Jumat, 30 November 2012

# 31 Gadis Kretek


Pengarang : Ratih Kumala
Penerbit : PT Gramedia Pustaka Utama
Cetakan Pertama, Maret 2012
275 hlm

Karena bulan ini merupakan bulan untuk postingan bersama mengenai karya yang masuk dalam nominasi Khatulistiwa Literary Award (KLA) maka sayapun membaca ulang novel Gadis Kretek ini. 5 besar KLA ke 12 bisa di lihat di sini yang ternyata dimenangkan oleh .............................. (bacalah sendiri hehehe...)
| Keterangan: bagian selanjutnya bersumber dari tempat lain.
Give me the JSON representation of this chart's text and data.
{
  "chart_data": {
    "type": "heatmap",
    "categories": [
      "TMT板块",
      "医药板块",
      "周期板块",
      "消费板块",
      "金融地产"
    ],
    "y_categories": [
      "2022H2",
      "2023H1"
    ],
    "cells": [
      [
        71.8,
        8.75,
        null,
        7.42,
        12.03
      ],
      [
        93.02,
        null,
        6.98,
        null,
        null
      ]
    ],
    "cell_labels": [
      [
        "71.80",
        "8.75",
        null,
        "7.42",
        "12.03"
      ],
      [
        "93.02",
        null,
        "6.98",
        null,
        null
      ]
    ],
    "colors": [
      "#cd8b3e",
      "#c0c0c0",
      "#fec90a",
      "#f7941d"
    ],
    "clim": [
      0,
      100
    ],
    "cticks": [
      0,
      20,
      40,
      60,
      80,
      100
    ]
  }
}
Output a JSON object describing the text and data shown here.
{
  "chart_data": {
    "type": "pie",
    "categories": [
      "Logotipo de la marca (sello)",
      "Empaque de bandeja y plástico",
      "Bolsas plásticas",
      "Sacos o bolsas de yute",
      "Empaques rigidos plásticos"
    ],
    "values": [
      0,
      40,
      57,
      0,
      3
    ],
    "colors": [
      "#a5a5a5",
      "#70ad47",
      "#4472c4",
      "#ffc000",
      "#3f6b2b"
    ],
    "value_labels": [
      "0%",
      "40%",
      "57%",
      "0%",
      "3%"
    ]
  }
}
Kembali ke Gadis Kretek, novel ini menceritakan tentang persaingan dan cinta segitiga di dunia kretek..
Meski saya tak begitu familiar dengan kretek ataupun rokok, namun dengan membaca novel ini saya merasa seakan-akan ikut mencium dan merasakan aroma kretek lewat setiap tulisan mbak Ratih ini.
Di mulai dengan peringatan di awal buku, peringatan yang sama yang sering kita baca di bungkus-bungkus rokok sekarang ini, bahkan kerap muncul saat iklan rokok ditayangkan di berbagai media.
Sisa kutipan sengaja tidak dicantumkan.